The spread of democratic elections around the world after the end of the cold war was accompanied by the spread of election monitoring. The practice of allowing the quantity of Xs or numbers on the ballot papers to decide who should be in government is such a fragile way of taking decisions that it needs to be shored by external scrutiny. Any former dictatorship that wanted to become accepted as democratic had to prove that it had truly adopted the new way of doing politics.
What about national sovereignty, some people might ask.
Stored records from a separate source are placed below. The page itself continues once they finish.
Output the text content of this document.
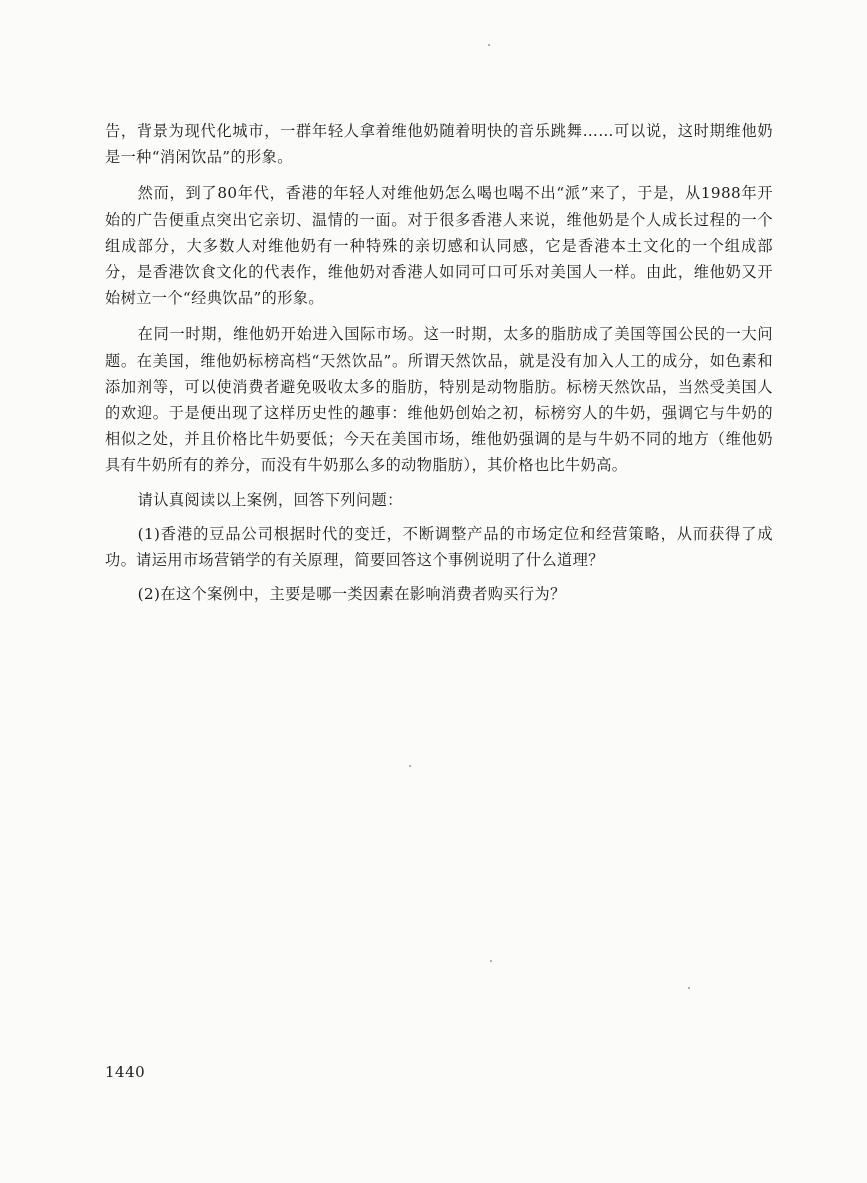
告，背景为现代化城市，一群年轻人拿着维他奶随着明快的音乐跳舞……可以说，这时期维他奶是一种“消闲饮品”的形象。

然而，到了80年代，香港的年轻人对维他奶怎么喝也喝不出“派”来了，于是，从1988年开始的广告便重点突出它亲切、温情的一面。对于很多香港人来说，维他奶是个人成长过程的一个组成部分，大多数人对维他奶有一种特殊的亲切感和认同感，它是香港本土文化的一个组成部分，是香港饮食文化的代表作，维他奶对香港人如同可口可乐对美国人一样。由此，维他奶又开始树立一个“经典饮品”的形象。

在同一时期，维他奶开始进入国际市场。这一时期，太多的脂肪成了美国等国公民的一大问题。在美国，维他奶标榜高档“天然饮品”。所谓天然饮品，就是没有加入人工的成分，如色素和添加剂等，可以使消费者避免吸收太多的脂肪，特别是动物脂肪。标榜天然饮品，当然受美国人的欢迎。于是便出现了这样历史性的趣事：维他奶创始之初，标榜穷人的牛奶，强调它与牛奶的相似之处，并且价格比牛奶要低；今天在美国市场，维他奶强调的是与牛奶不同的地方（维他奶具有牛奶所有的养分，而没有牛奶那么多的动物脂肪），其价格也比牛奶高。

请认真阅读以上案例，回答下列问题：

(1)香港的豆品公司根据时代的变迁，不断调整产品的市场定位和经营策略，从而获得了成功。请运用市场营销学的有关原理，简要回答这个事例说明了什么道理？

(2)在这个案例中，主要是哪一类因素在影响消费者购买行为？

1440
Surely it is up to each country to decide for itself how it is governed.
It was observed as long ago as 1941 in the Ventotene manifesto that the constitutional arrangements of one country were of vital interest to others. “It only needs one nation to take one step towards more accentuated totalitarianism for the others to follow suit, dragged down the same groove by their will to survive.”
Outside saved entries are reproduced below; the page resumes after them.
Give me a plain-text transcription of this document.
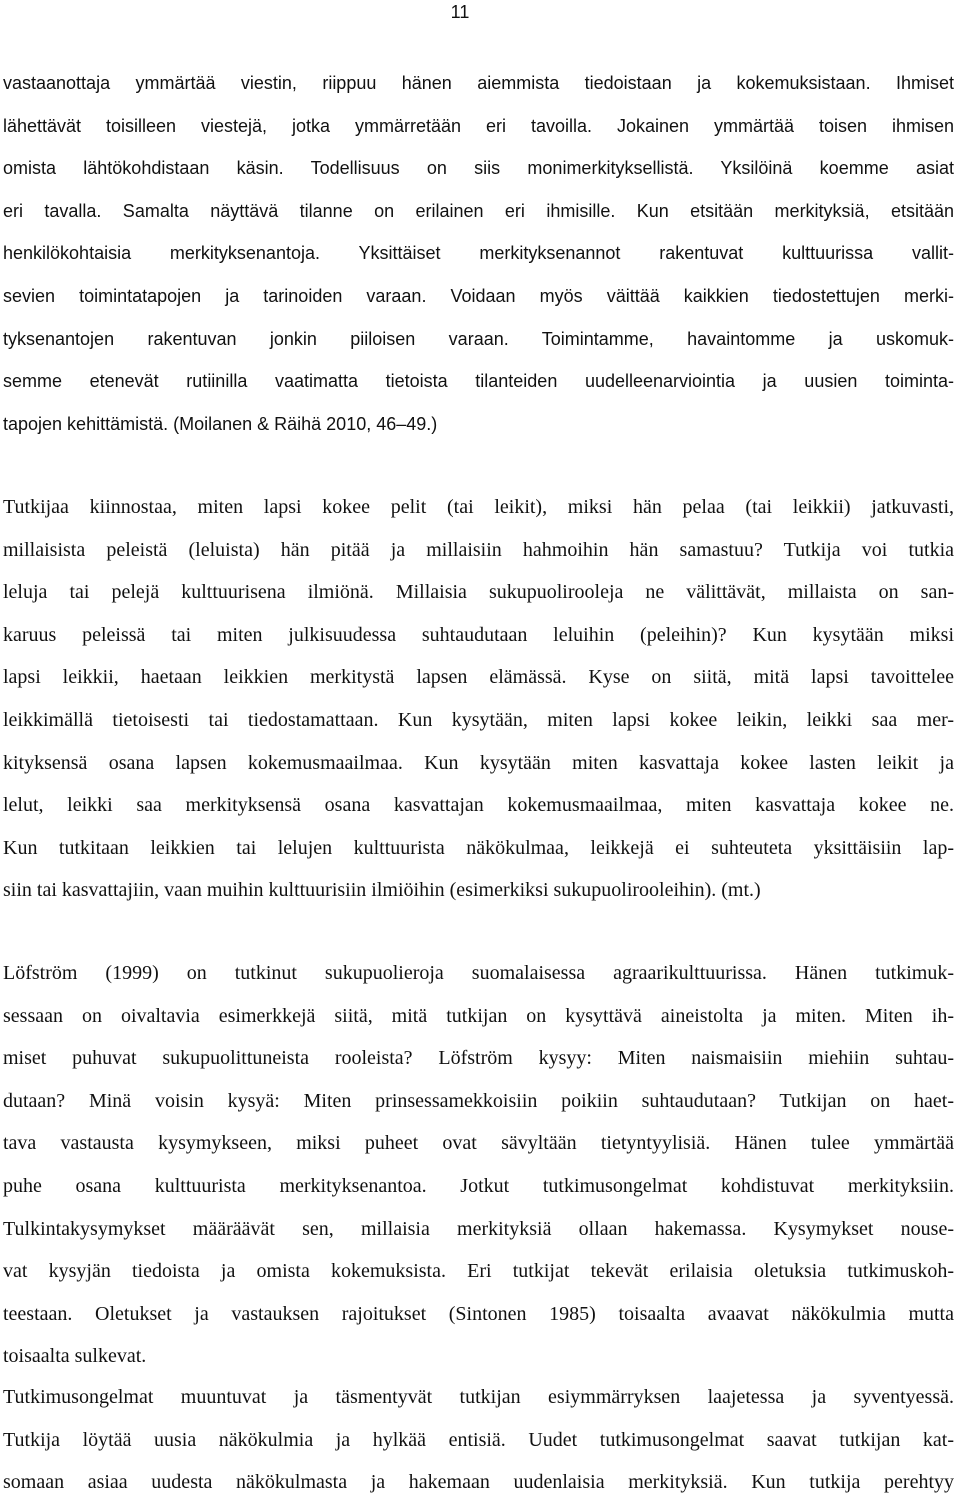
11
vastaanottaja ymmärtää viestin, riippuu hänen aiemmista tiedoistaan ja kokemuksistaan. Ihmiset
lähettävät toisilleen viestejä, jotka ymmärretään eri tavoilla. Jokainen ymmärtää toisen ihmisen
omista lähtökohdistaan käsin. Todellisuus on siis monimerkityksellistä. Yksilöinä koemme asiat
eri tavalla. Samalta näyttävä tilanne on erilainen eri ihmisille. Kun etsitään merkityksiä, etsitään
henkilökohtaisia merkityksenantoja. Yksittäiset merkityksenannot rakentuvat kulttuurissa vallit-
sevien toimintatapojen ja tarinoiden varaan. Voidaan myös väittää kaikkien tiedostettujen merki-
tyksenantojen rakentuvan jonkin piiloisen varaan. Toimintamme, havaintomme ja uskomuk-
semme etenevät rutiinilla vaatimatta tietoista tilanteiden uudelleenarviointia ja uusien toiminta-
tapojen kehittämistä. (Moilanen & Räihä 2010, 46–49.)
Tutkijaa kiinnostaa, miten lapsi kokee pelit (tai leikit), miksi hän pelaa (tai leikkii) jatkuvasti,
millaisista peleistä (leluista) hän pitää ja millaisiin hahmoihin hän samastuu? Tutkija voi tutkia
leluja tai pelejä kulttuurisena ilmiönä. Millaisia sukupuolirooleja ne välittävät, millaista on san-
karuus peleissä tai miten julkisuudessa suhtaudutaan leluihin (peleihin)? Kun kysytään miksi
lapsi leikkii, haetaan leikkien merkitystä lapsen elämässä. Kyse on siitä, mitä lapsi tavoittelee
leikkimällä tietoisesti tai tiedostamattaan. Kun kysytään, miten lapsi kokee leikin, leikki saa mer-
kityksensä osana lapsen kokemusmaailmaa. Kun kysytään miten kasvattaja kokee lasten leikit ja
lelut, leikki saa merkityksensä osana kasvattajan kokemusmaailmaa, miten kasvattaja kokee ne.
Kun tutkitaan leikkien tai lelujen kulttuurista näkökulmaa, leikkejä ei suhteuteta yksittäisiin lap-
siin tai kasvattajiin, vaan muihin kulttuurisiin ilmiöihin (esimerkiksi sukupuolirooleihin). (mt.)
Löfström (1999) on tutkinut sukupuolieroja suomalaisessa agraarikulttuurissa. Hänen tutkimuk-
sessaan on oivaltavia esimerkkejä siitä, mitä tutkijan on kysyttävä aineistolta ja miten. Miten ih-
miset puhuvat sukupuolittuneista rooleista? Löfström kysyy: Miten naismaisiin miehiin suhtau-
dutaan? Minä voisin kysyä: Miten prinsessamekkoisiin poikiin suhtaudutaan? Tutkijan on haet-
tava vastausta kysymykseen, miksi puheet ovat sävyltään tietyntyylisiä. Hänen tulee ymmärtää
puhe osana kulttuurista merkityksenantoa. Jotkut tutkimusongelmat kohdistuvat merkityksiin.
Tulkintakysymykset määräävät sen, millaisia merkityksiä ollaan hakemassa. Kysymykset nouse-
vat kysyjän tiedoista ja omista kokemuksista. Eri tutkijat tekevät erilaisia oletuksia tutkimuskoh-
teestaan. Oletukset ja vastauksen rajoitukset (Sintonen 1985) toisaalta avaavat näkökulmia mutta
toisaalta sulkevat.
Tutkimusongelmat muuntuvat ja täsmentyvät tutkijan esiymmärryksen laajetessa ja syventyessä.
Tutkija löytää uusia näkökulmia ja hylkää entisiä. Uudet tutkimusongelmat saavat tutkijan kat-
somaan asiaa uudesta näkökulmasta ja hakemaan uudenlaisia merkityksiä. Kun tutkija perehtyy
In which case, it makes great sense that each country proves to the others that it is a reliable partner and no longer a threat.
One of the peculiarities of the spread of election monitoring is that their efforts were concentrated in countries that were new to democracy. Everybody knew that longer-established democratic countries were trustworthy and robust.
But the point is that there is no such thing as “a democracy”. There are systems of government, which are democratic to varying degrees. Even a long-established democratic system can start to fray at the edges.
Reports of possible postal ballot fraud in our own general election are a case in point. Anyone who declared that British electoral practices needed external supervision would have been laughed at a generation ago, but is that true today? At what point does a country concede that it is too tolerant of bad practice?
My answer is that no country should be forced to reach that conclusion. Every country that aspires to democratic principles should invite in election monitors from other countries, regardless of the exact number (or absence) of allegations of malpractice. It needs to become one of the standard features of a democratic election that it is supervised by outsiders.
Countries owe it not only to their own citizens but also to other countries to maintain their standards of democracy. As the mother of parliaments, perhaps the UK should take a lead and declare its own elections open for scrutiny.